How this skill works

The skill runs a series of diagnostic steps: check PostHog status, verify integration health, inspect recent error rates and logs, and determine whether the fault is upstream (PostHog) or internal. It maps common error codes (401/403, 429, 500/503) to concrete remediation commands and environment changes, and provides communication snippets for internal and external updates. After resolution it collects logs, metrics, and a postmortem template to capture root cause and action items.

When to use it

  • Responding to a suspected PostHog outage or integration failure
  • Investigating spikes in PostHog-related errors or latency
  • When PostHog API calls return 4xx/5xx responses
  • During on-call rotation for monitoring PostHog integrations
  • Preparing a post-incident review after a degraded or failed integration

Best practices

  • Start with severity classification (P1–P4) to drive response cadence
  • Run the quick triage commands immediately to gather status, health, metrics, and recent logs
  • Follow the decision tree to determine whether to wait for PostHog or remediate locally
  • Use the provided remediation snippets (rotate API key, enable fallback/queue modes) before scaling changes
  • Collect debug bundles, logs, and metrics for the postmortem and assign clear owners for action items

Example use cases

  • PostHog API unreachable for all users (P1): run status check, enable fallback, notify stakeholders
  • High error rate from PostHog (P2): inspect rate metrics, switch to queued requests, request PostHog limit increase
  • Authentication failures (401/403): verify secret, check for key rotation, update secret and restart deployment
  • Intermittent 500/503s: enable graceful degradation, update status page, monitor until PostHog resolves
  • Post-incident review: gather debug bundle, export logs and metrics, complete postmortem template

FAQ

What if status.posthog.com is down or unreachable?

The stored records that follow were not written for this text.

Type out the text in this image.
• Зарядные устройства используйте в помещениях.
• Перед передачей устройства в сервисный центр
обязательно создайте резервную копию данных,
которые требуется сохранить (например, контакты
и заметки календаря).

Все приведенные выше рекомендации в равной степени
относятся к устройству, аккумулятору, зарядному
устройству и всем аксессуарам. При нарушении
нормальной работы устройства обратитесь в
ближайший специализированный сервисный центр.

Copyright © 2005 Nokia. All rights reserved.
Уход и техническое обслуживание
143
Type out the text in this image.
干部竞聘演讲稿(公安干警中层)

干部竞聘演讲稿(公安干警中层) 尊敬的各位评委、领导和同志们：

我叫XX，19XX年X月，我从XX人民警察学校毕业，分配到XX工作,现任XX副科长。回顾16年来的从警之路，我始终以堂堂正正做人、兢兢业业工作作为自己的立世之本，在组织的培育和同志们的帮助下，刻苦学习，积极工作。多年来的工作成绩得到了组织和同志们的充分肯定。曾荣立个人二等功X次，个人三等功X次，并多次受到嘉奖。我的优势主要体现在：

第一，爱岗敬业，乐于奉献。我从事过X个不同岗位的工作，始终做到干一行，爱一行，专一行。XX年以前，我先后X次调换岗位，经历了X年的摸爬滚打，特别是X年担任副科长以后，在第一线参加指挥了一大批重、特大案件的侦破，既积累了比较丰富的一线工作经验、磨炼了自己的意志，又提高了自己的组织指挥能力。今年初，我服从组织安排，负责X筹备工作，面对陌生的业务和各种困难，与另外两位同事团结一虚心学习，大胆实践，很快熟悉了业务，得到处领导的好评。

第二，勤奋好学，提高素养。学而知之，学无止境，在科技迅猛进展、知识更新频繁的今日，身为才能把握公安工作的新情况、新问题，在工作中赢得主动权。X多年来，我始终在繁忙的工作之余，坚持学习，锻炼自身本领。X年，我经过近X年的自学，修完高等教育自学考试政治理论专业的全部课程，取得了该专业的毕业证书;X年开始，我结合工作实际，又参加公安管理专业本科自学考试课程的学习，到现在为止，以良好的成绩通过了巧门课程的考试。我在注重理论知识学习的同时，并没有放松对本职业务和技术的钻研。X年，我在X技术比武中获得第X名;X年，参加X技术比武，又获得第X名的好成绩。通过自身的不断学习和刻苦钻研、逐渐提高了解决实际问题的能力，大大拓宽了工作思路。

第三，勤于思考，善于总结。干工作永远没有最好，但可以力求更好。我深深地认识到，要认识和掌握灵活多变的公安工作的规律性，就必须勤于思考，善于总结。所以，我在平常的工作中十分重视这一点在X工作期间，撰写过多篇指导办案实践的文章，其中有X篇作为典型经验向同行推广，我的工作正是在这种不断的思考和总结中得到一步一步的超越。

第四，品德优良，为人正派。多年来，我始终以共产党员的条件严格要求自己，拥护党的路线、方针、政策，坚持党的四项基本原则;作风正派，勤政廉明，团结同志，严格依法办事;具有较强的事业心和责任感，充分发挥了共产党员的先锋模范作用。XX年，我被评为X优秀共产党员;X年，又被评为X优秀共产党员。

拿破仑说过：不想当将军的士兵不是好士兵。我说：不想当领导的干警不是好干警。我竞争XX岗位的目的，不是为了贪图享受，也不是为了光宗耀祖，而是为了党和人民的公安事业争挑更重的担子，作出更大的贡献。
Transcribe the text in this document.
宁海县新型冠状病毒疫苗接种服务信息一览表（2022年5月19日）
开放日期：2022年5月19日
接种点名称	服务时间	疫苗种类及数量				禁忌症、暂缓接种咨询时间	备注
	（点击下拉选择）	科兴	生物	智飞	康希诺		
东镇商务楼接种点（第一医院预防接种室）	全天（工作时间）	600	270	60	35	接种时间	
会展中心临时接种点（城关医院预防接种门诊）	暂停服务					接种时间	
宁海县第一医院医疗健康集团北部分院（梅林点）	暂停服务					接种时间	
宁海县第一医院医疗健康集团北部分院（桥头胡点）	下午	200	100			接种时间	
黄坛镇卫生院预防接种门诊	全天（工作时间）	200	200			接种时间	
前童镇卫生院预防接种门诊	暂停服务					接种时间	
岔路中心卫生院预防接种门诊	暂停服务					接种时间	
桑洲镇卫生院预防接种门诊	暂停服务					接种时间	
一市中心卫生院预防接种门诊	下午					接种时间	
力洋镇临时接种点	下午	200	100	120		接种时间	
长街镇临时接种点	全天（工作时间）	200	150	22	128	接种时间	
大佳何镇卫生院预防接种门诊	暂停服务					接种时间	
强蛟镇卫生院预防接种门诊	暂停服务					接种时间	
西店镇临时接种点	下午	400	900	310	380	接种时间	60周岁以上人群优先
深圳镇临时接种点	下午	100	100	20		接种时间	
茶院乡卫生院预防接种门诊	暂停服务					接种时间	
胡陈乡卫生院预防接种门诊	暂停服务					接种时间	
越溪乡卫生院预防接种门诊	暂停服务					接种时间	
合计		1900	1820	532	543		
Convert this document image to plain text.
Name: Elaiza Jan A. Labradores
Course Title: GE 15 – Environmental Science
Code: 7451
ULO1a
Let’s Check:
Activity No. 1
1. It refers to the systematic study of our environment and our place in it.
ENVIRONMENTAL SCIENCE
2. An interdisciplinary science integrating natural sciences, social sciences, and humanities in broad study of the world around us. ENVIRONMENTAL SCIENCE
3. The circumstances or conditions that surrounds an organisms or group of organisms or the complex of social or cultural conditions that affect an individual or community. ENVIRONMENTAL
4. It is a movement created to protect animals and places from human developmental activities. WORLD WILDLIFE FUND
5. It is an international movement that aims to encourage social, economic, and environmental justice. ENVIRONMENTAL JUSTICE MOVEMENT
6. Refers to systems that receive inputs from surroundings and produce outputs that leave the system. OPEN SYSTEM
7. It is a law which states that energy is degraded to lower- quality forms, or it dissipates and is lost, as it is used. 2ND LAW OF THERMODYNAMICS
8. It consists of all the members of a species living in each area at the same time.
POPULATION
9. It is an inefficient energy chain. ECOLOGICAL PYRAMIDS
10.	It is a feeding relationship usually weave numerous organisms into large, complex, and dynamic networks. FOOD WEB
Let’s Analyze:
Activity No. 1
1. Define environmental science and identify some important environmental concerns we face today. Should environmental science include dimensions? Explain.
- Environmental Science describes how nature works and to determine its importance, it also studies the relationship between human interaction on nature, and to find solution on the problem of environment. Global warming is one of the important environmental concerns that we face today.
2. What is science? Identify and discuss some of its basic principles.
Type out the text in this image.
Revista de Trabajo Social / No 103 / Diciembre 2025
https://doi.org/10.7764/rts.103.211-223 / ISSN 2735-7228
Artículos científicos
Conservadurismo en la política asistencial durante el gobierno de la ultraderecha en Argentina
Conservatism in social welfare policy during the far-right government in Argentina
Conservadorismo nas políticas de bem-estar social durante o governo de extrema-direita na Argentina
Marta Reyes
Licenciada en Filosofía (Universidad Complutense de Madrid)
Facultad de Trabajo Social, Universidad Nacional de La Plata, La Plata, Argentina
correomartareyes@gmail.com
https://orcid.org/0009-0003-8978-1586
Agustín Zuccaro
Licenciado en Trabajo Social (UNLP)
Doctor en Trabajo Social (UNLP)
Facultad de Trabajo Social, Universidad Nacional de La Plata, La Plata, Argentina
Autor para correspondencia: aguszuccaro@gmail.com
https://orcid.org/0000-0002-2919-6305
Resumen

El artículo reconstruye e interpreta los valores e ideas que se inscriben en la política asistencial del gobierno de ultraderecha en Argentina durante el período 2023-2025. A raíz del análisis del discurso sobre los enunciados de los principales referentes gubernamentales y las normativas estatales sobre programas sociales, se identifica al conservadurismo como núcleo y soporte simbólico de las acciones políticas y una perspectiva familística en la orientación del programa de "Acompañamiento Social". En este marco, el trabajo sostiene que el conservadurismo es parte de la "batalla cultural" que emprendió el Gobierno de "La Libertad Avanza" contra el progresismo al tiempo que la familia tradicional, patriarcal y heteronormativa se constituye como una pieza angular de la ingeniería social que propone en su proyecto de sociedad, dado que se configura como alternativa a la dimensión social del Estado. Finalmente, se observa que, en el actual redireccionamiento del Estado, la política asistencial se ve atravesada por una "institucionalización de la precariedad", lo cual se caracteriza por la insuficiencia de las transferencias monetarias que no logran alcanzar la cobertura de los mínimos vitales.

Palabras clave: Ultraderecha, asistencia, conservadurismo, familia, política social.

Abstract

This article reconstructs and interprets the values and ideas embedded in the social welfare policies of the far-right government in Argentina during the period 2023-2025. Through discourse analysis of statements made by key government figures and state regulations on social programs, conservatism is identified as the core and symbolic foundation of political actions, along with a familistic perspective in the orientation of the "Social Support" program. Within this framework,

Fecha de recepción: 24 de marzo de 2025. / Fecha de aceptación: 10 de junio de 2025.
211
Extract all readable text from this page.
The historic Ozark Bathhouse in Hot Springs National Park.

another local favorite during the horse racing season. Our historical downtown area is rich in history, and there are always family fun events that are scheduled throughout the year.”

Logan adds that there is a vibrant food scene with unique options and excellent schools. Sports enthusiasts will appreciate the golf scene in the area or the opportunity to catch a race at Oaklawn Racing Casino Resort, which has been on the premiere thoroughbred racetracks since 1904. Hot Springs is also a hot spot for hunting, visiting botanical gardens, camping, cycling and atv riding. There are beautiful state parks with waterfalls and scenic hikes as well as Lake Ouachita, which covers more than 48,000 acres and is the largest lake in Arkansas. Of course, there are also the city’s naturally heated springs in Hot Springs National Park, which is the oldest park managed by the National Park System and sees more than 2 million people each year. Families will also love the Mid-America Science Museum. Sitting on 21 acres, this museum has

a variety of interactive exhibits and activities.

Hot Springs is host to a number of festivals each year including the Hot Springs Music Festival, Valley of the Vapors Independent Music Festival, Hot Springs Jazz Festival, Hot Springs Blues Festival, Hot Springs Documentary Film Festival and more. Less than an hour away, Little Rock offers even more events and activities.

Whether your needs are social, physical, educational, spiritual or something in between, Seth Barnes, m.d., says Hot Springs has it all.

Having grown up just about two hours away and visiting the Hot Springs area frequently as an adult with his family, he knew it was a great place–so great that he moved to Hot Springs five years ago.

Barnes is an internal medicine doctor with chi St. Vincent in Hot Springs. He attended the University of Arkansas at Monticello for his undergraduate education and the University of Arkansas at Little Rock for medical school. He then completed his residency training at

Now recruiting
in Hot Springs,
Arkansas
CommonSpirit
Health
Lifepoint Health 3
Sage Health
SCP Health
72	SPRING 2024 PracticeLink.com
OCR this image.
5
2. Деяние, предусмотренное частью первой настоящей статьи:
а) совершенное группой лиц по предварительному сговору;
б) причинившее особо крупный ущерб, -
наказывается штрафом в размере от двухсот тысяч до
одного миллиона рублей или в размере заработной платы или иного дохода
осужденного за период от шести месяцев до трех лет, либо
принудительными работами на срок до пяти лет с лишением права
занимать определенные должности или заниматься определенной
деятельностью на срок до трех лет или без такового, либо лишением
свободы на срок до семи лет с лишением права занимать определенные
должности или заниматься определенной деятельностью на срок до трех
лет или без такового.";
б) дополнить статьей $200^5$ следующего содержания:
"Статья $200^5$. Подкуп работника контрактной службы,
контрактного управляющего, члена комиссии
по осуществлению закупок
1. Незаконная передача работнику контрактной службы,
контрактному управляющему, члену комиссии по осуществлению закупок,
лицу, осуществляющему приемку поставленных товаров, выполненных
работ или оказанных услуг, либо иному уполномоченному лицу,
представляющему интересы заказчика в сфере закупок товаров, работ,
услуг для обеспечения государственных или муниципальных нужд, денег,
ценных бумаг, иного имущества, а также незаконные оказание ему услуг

Use a mobile network or VPN to confirm PostHog status. If you cannot reach the status page, proceed with local triage steps and apply safe mitigations (fallback/queue) while investigating network connectivity.

When should I contact PostHog support?

Contact PostHog if errors persist after local remediation, if you are consistently rate limited (429), or if PostHog status indicates a service incident that affects your integration.

How do I handle secret rotation failures?

If secret updates fail due to permissions, re-authenticate or escalate to the platform admin. Validate the new key in the PostHog dashboard before rolling it into production.